The 7 stages of love
A romantic relationship based on true love usually involves 7 stages of development:
- The confetti-bouquet period . At this stage, it is difficult to distinguish between love and falling in love. Two people are happy and try in every possible way to please each other. Their perception is distorted by raging hormones and neurotransmitters, so they idealize their partner. They strive to spend maximum time together and make love at every opportunity.
- Addiction . At a certain point, lovers become satiated with each other. Their bodies are tired of raging hormones and constant sex, and they want to rest and sleep. At the same time they start to notice each other’s shortcomings for the first time. Passion subsides, and the relationship becomes calmer and more adequate.
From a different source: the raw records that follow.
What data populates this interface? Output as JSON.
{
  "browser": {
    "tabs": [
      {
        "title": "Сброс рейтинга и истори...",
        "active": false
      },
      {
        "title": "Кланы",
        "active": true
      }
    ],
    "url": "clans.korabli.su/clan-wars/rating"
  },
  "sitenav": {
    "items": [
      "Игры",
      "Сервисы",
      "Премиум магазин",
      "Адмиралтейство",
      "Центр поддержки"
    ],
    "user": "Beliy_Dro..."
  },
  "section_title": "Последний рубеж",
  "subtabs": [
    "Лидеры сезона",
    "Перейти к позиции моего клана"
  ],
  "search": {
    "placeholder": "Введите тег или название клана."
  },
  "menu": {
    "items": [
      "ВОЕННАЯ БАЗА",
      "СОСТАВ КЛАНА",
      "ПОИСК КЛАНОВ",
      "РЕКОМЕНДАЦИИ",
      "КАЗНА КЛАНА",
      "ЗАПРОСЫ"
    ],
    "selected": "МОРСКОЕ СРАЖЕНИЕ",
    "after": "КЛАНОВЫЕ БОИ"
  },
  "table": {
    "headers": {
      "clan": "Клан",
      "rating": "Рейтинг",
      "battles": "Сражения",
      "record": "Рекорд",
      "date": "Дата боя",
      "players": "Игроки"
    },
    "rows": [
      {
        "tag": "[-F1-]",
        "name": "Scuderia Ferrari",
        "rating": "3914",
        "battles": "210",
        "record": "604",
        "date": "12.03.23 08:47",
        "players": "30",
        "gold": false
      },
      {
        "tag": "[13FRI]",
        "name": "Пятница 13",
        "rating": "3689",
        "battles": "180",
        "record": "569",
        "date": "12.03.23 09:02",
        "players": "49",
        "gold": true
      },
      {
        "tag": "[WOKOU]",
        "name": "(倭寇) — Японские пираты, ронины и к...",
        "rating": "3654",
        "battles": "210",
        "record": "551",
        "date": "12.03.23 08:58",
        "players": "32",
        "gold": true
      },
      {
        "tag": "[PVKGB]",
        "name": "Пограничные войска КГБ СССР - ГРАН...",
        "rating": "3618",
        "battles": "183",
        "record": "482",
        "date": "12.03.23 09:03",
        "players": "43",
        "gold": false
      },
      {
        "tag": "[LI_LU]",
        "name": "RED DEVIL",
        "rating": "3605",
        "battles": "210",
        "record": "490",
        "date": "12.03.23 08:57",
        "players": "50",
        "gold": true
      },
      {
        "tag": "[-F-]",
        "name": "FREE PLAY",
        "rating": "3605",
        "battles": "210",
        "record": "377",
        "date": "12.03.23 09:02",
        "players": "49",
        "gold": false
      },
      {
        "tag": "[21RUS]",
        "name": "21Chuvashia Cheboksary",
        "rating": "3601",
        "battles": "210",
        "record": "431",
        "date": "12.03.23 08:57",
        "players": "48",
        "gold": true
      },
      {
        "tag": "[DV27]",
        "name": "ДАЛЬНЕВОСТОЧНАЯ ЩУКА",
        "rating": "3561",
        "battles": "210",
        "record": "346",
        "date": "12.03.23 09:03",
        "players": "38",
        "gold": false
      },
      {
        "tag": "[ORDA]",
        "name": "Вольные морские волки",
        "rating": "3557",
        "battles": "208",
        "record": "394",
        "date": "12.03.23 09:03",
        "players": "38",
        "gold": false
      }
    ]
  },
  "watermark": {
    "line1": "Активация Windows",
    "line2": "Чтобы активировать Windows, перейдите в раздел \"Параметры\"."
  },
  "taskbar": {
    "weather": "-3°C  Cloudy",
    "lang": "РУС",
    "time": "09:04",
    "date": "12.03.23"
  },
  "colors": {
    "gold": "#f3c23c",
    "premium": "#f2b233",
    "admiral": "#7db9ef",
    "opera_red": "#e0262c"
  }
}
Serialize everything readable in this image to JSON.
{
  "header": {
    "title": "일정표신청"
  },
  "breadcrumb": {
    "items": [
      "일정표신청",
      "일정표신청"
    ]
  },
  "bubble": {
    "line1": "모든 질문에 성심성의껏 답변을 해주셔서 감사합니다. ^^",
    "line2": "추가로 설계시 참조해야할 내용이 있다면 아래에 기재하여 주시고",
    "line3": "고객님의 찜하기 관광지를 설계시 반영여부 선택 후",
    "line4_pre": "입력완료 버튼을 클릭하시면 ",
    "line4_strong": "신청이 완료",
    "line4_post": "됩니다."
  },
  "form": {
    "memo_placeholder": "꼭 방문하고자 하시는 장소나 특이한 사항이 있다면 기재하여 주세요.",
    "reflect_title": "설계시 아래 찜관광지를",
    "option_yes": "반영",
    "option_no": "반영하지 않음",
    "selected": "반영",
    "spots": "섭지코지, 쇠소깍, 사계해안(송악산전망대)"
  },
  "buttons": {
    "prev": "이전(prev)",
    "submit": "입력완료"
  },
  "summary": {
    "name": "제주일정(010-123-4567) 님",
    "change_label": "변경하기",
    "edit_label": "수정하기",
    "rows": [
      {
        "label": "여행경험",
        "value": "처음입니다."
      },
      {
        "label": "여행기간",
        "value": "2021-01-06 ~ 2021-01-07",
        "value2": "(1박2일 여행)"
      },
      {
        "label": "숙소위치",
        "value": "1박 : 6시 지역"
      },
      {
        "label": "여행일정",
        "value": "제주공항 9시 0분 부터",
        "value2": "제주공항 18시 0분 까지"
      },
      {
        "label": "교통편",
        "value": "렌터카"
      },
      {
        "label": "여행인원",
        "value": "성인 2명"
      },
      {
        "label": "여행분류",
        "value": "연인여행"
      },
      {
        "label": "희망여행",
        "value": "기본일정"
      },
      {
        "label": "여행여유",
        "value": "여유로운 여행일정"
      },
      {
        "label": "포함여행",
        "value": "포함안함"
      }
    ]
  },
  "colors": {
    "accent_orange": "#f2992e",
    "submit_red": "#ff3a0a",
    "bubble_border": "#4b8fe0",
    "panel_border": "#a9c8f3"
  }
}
- Licking . According to psychologists, it is this stage that determines how successful the relationship will be. Lovers begin to carefully study and critically analyze each other’s shortcomings, deciding how acceptable they are to them. At this stage there are often conflicts, each of which can lead both to finding a compromise, and to the complete collapse of the relationship.
- Patience . When all the shortcomings are identified, it is time to learn to accept them. At this stage, conflicts arise much less often, because the unpleasant surprises are already over. Lovers slowly learn to respect each other and tolerate flaws.
- Convergence . The partners are getting closer, finally shedding their masks. The reached level of trust makes it possible not to be ashamed of shortcomings. At the same time, the loved one is perceived as the only one with whom it is possible to be completely frank.
- Friendship . Now the lovers have fully explored each other, they have no misunderstandings or secrets, so there is a real sense of friendship between them that reinforces love.
- True love . Only now that there is complete understanding between the partners and a strong friendship has been formed can we talk about true love. If a couple marries after going through all 7 stages, they have every chance of creating a strong family for life.
Scientists, philosophers, and ordinary people have tried to understand what love is throughout the history of mankind. It has been the most beautiful feeling known to man, yet it defies all logic. Even today, in the heyday of science, it is difficult to unequivocally explain how love arises. But this does not prevent people from building bright loving relationships and creating strong families for life. The main thing is that the feelings of a couple in love correspond to all 10 signs of true love described in this article.